Ban Chiang Archaeological Site
Ban Chiang Archaeological Site
Cultural Thailand Asia And The Pacific Udon Thani Province

Ban Chiang was the centre of a remarkable phenomenon of human cultural, social, and technological evolution in the 5th millennium BC, which occurred independently in this area of south-east Asia and spread widely over the whole region. It is without question the most important prehistoric settlement so far discovered in south-east Asia. It presents the earliest evidence for true farming in the region and for the manufacture and use of metals: its long cultural sequence, size and economic status has no parallel in any other contemporary site in the region.

Recent archaeological work at Nok Nok Tha and, later, Ban Chiang on the Khorat plateau of north-east Thailand has demonstrated that in south-east Asia prehistory was culturally backward. This area of modern Thailand has been shown by excavation and field survey to have been the centre of a cultural development in the 4th millennium BC that was an independent from China to the north and India to the west over much of south-east Asia and beyond into the Indonesian archipelago.

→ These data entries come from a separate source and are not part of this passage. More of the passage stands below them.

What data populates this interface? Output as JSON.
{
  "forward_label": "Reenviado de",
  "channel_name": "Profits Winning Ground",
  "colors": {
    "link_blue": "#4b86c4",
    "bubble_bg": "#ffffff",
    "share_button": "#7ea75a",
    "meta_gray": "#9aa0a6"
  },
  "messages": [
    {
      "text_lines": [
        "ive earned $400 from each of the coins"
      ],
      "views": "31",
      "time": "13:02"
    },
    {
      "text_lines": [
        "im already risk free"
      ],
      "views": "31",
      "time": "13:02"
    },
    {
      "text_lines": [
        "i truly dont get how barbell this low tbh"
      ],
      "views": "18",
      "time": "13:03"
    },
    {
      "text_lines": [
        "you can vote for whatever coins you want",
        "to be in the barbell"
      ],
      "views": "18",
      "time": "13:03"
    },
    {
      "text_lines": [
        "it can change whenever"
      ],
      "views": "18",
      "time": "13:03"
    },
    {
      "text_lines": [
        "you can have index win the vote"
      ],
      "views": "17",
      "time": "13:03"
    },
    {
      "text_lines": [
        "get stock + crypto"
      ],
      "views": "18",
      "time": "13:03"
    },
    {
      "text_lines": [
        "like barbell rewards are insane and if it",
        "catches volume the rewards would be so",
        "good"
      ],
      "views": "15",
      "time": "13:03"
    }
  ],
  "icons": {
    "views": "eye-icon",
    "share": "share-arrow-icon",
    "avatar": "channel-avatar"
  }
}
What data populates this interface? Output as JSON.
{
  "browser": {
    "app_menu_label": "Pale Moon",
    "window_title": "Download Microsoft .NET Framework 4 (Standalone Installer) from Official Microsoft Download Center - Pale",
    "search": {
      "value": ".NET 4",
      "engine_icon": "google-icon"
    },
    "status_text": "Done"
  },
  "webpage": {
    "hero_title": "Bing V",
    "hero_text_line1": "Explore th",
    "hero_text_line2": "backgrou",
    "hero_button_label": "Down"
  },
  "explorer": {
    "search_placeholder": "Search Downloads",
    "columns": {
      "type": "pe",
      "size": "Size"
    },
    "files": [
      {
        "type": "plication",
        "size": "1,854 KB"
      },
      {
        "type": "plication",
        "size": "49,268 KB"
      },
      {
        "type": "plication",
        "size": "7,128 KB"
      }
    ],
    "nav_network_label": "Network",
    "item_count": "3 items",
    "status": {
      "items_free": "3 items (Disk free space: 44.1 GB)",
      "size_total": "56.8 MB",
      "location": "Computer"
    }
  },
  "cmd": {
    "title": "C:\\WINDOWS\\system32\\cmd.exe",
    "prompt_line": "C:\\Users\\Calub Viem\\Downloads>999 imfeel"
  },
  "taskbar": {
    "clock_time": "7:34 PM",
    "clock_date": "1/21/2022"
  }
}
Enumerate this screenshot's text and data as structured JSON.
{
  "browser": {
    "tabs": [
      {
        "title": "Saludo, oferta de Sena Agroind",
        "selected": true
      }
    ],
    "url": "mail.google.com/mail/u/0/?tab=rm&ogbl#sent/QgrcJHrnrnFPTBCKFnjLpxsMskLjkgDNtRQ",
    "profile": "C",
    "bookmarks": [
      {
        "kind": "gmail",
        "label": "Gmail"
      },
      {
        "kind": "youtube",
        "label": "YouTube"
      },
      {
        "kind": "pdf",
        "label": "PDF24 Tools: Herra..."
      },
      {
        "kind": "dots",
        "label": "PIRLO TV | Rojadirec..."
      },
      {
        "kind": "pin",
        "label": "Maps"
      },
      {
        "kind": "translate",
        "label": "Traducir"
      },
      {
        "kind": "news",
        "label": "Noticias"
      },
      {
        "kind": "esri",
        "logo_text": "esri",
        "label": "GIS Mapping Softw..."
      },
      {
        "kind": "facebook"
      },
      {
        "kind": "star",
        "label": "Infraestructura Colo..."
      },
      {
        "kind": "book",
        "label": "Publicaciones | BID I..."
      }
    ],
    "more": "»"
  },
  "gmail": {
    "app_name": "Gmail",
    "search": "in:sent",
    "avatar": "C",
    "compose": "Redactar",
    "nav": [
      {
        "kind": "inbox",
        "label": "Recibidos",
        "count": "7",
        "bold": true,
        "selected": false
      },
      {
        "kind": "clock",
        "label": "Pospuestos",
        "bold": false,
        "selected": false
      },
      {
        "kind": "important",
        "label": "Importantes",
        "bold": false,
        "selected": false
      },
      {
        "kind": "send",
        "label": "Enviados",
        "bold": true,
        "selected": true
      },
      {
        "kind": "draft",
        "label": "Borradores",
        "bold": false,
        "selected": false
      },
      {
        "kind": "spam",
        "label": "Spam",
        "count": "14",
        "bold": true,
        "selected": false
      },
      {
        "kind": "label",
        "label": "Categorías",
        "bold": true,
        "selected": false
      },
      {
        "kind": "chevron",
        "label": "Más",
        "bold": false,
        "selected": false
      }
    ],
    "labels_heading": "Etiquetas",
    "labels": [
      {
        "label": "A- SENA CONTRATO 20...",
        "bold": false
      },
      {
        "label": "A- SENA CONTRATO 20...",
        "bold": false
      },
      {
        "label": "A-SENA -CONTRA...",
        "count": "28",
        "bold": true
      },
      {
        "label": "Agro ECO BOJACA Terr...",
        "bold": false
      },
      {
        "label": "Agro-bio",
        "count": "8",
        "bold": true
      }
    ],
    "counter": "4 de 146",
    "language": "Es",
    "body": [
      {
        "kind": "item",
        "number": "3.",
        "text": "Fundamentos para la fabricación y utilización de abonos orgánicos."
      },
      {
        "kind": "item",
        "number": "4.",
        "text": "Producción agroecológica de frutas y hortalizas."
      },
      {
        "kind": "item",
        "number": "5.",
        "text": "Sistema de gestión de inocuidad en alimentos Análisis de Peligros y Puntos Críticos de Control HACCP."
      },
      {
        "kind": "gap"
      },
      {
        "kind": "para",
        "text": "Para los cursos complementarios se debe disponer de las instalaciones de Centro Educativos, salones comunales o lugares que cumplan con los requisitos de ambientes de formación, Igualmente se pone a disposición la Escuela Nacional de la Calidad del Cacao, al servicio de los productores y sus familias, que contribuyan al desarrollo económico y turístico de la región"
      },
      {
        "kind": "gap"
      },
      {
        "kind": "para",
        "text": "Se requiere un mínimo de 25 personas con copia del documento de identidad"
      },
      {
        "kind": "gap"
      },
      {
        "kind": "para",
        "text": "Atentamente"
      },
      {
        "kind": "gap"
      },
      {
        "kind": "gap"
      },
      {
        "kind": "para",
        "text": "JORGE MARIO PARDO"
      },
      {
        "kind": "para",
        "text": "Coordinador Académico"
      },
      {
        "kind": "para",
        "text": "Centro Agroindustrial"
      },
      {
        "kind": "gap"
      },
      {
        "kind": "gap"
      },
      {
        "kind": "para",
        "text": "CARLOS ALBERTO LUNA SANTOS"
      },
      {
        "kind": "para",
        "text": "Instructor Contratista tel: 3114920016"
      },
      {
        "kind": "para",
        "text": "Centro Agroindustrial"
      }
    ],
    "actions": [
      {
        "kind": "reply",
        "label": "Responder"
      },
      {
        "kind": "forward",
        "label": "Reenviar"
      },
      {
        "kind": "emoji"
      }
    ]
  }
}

Settlement of the Khorat plateau began around 3600 BC. The settlers came from the neighbouring lowlands, bringing with them a hunter-gatherer economy that was beginning to develop sedentary farming, with domesticated cattle, pigs, and chickens and an elementary form of dry-rice cultivation. The settled village life of this Early Period at Ban Chiang lasted until around 1000 BC. Agricultural methods were refined and improved, along with other skills such as house construction and pottery manufacture. The equipment of burials reflects an increasing social complexity.

The Middle Period (1000-500/300 BC) was notable for the introduction of wet-rice farming, as evidenced by the presence of water buffalo bones, and technological developments in ceramic and metal production. It was a time of considerable prosperity, as shown by the grave-goods, and one which saw the introduction of iron into common use.

Although occupation appears to have ended at Ban Chiang in the 3rd century AD, while continuing at other sites in the region, Ban Chiang is considered to have been the principal settlement in this area of the Khorat plateau and has given its name to a distinctive archaeological culture. The prehistoric settlement, a low oval mound established by Laotian refugees in the late 8th century, lies beneath the modern village of Ban Chiang. Only very limited excavation has been possible in the settlement site, but this has established the existence of deep stratification and long cultural continuity.

The main excavations have taken place on the perimeter of the modern village, where a large number of burials from all three periods, with rich ceramic and metal grave-goods, have been revealed and recorded. One of the excavations has been preserved for public viewing, with a permanent cover building: there is an excellent site museum in another part of the village.